Он говорил с убежденностью уличного проповедника и обращался к толпе с гневом в голосе. Он хорошо воевал и испытал все тяготы войны, заявил он. Он убил много федералов и сам был ранен в плечо под Вильямсбергом. Но в последнее время он потерял веру в эту войну и очень соскучился по жене. Его не призывали, он сам пошел добровольцем, и все его преступление состоит в том, что он решил прекратить свое добровольчество и вернуться домой. Сейчас он заключен здесь в тюрьму. И его могут повесить, хотя он герой войны.

Пленник продолжал говорить о том, как отряд внутреннего охранения захватил его несколько дней назад на дальней ферме, принадлежавшей его отцу, на склоне Пихтовой горы. Он был там с другими дезертирами. В лесах полно их, сказал он. Как единственный, кто выжил в тот день, он считает своим долгом рассказать все в подробностях о том, что тогда произошло. Ада с Руби стояли и слушали, хотя это был рассказ о величайшей гнусности и кровопролитии.

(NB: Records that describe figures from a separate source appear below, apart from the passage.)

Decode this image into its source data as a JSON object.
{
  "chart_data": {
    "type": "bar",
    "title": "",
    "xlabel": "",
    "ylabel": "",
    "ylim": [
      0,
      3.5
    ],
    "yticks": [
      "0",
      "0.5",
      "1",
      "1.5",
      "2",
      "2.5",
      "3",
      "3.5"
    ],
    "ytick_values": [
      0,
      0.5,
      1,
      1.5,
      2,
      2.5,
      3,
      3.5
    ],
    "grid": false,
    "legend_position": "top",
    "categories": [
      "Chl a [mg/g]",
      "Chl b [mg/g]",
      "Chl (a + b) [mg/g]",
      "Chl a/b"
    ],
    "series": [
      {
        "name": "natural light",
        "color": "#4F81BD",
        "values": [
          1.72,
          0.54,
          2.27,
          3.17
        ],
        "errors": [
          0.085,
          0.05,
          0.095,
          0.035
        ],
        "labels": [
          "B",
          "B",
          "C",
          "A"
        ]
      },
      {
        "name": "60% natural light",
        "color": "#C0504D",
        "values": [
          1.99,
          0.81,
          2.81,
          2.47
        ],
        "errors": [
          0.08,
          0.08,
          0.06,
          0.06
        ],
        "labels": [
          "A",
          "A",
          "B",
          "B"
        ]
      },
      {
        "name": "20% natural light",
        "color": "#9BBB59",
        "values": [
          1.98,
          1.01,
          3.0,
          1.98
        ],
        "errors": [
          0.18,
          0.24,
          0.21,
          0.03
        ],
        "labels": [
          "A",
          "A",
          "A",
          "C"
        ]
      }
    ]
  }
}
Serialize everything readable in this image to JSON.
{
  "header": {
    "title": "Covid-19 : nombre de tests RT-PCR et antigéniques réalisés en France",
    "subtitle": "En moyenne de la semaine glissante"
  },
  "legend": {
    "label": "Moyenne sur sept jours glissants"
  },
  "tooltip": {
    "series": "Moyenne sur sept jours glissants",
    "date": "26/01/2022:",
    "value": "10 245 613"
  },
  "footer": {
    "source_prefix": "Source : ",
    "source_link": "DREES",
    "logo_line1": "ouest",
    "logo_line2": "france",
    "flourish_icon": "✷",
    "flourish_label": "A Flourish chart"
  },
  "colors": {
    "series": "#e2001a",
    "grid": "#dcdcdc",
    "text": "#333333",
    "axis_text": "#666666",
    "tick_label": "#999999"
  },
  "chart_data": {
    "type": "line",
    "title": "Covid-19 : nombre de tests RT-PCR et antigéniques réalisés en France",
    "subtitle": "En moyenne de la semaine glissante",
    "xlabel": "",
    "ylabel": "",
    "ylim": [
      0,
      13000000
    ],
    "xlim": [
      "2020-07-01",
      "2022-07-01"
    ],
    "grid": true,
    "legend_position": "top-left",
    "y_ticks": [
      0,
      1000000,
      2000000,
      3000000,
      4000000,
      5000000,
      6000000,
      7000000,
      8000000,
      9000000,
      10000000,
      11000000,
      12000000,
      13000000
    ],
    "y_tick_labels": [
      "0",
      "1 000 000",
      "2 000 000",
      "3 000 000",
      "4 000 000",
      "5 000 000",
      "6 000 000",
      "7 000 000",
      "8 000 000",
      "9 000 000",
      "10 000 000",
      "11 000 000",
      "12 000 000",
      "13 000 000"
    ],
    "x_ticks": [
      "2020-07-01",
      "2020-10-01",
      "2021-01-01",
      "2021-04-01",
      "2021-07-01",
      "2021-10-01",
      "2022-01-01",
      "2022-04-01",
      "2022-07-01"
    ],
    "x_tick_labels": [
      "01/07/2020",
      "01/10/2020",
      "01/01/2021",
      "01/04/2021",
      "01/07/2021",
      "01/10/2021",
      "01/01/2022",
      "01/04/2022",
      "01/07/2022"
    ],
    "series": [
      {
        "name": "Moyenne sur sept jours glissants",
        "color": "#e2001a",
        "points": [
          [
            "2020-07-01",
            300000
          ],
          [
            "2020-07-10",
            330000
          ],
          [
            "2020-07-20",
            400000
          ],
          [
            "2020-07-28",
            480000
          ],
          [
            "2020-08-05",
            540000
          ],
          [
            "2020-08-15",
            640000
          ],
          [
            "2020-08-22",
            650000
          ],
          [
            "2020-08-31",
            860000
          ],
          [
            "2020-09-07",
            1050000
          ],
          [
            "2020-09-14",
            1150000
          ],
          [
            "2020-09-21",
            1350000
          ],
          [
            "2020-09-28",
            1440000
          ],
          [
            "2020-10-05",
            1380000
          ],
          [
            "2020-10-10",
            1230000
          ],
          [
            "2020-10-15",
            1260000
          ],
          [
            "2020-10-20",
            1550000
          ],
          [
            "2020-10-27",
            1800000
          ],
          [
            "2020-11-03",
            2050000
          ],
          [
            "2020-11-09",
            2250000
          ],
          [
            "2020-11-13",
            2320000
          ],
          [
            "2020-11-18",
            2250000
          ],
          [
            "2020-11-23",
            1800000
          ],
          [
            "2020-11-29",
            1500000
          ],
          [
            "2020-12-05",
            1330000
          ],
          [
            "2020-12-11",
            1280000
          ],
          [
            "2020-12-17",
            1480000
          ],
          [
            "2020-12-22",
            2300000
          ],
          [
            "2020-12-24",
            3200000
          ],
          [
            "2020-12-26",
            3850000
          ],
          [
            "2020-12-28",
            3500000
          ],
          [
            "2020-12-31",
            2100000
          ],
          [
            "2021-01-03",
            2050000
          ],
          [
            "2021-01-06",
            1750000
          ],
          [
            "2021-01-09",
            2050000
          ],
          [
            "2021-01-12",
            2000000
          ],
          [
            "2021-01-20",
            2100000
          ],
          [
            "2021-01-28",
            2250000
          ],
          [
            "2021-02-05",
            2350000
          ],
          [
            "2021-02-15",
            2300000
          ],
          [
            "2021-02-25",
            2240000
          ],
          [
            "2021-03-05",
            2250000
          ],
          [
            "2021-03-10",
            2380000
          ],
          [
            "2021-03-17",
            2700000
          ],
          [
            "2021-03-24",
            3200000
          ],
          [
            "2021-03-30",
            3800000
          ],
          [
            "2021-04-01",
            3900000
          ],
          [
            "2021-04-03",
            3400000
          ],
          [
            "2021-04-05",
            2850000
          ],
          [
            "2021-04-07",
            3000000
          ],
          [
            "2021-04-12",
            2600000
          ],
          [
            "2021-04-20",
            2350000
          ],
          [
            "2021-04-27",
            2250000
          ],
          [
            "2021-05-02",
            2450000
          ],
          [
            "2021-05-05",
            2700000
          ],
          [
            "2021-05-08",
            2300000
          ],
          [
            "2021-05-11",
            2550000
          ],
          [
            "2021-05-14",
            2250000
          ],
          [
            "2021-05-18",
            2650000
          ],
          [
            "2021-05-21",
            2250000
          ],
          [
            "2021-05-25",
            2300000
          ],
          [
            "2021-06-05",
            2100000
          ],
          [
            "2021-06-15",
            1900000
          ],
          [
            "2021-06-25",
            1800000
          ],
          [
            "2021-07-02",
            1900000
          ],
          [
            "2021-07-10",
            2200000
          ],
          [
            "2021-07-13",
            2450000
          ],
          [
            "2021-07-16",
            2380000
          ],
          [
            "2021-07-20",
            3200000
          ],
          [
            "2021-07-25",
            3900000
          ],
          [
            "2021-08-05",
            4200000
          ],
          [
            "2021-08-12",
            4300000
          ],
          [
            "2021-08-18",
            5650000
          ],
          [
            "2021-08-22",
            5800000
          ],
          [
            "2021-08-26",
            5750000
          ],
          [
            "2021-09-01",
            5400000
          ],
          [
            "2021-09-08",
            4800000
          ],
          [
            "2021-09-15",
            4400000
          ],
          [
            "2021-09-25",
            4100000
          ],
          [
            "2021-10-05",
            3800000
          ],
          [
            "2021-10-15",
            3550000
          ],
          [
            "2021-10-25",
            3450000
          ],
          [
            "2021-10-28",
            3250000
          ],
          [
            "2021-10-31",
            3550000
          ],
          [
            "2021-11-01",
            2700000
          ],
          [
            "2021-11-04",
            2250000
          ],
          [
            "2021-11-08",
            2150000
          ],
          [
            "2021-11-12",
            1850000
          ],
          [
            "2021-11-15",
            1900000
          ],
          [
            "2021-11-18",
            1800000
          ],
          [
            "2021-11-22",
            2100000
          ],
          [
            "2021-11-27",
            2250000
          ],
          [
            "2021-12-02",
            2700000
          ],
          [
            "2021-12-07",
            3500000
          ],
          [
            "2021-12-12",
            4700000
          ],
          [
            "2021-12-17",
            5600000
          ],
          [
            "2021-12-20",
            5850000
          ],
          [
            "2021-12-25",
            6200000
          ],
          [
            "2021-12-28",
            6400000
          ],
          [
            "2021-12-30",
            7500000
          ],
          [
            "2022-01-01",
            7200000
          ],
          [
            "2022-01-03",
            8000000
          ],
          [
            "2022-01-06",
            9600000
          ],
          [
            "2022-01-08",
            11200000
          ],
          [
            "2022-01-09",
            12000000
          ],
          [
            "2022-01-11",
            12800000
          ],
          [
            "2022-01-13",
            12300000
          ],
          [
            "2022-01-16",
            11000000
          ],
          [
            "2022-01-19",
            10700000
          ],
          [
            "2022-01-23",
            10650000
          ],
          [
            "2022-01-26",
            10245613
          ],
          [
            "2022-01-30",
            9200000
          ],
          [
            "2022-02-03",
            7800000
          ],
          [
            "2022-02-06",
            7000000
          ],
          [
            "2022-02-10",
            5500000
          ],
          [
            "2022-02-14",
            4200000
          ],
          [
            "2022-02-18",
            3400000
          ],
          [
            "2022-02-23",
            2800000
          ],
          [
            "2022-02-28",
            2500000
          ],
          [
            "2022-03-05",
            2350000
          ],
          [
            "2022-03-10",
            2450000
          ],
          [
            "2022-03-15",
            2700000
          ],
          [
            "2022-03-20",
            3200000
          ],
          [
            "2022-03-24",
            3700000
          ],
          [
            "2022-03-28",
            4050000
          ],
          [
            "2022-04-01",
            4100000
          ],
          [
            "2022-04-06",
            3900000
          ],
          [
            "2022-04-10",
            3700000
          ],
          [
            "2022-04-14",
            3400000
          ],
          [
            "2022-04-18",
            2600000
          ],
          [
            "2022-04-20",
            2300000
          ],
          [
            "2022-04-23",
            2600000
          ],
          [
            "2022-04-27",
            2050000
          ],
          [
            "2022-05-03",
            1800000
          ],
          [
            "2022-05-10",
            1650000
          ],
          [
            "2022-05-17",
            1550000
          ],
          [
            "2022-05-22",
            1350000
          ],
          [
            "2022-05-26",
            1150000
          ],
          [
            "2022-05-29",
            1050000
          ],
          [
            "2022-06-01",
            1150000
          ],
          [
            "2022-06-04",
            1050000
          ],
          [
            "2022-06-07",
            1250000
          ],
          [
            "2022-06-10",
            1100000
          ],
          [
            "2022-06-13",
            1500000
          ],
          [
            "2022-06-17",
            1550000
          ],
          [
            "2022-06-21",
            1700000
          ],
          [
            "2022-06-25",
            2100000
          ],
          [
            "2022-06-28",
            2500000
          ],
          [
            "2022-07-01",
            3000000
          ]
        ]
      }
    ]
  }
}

Приближались сумерки, серые густые облака затянули вершины гор. Начался дождь, такой легкий при безветренной погоде, что едва ли был способен промочить одежду, даже если провести под ним всю ночь. Он только сгустил краски, сделав грязь на дороге еще краснее, а листву тополей еще зеленее. Пленник и его отец, а также двое других беглецов находились в доме, когда услышали приближающийся от поворота дороги лошадиный топот. Отец взял дробовик, единственное оружие, которое было в доме, и отправился к дороге. Поскольку у них не было времени, чтобы укрыться в лесу, все трое вооружились тем, что попалось под руку из фермерского инструмента. Они спрятались в сарае, где хранилось сено, и оттуда наблюдали за дорогой, глядя в щели между плохо пригнанными досками.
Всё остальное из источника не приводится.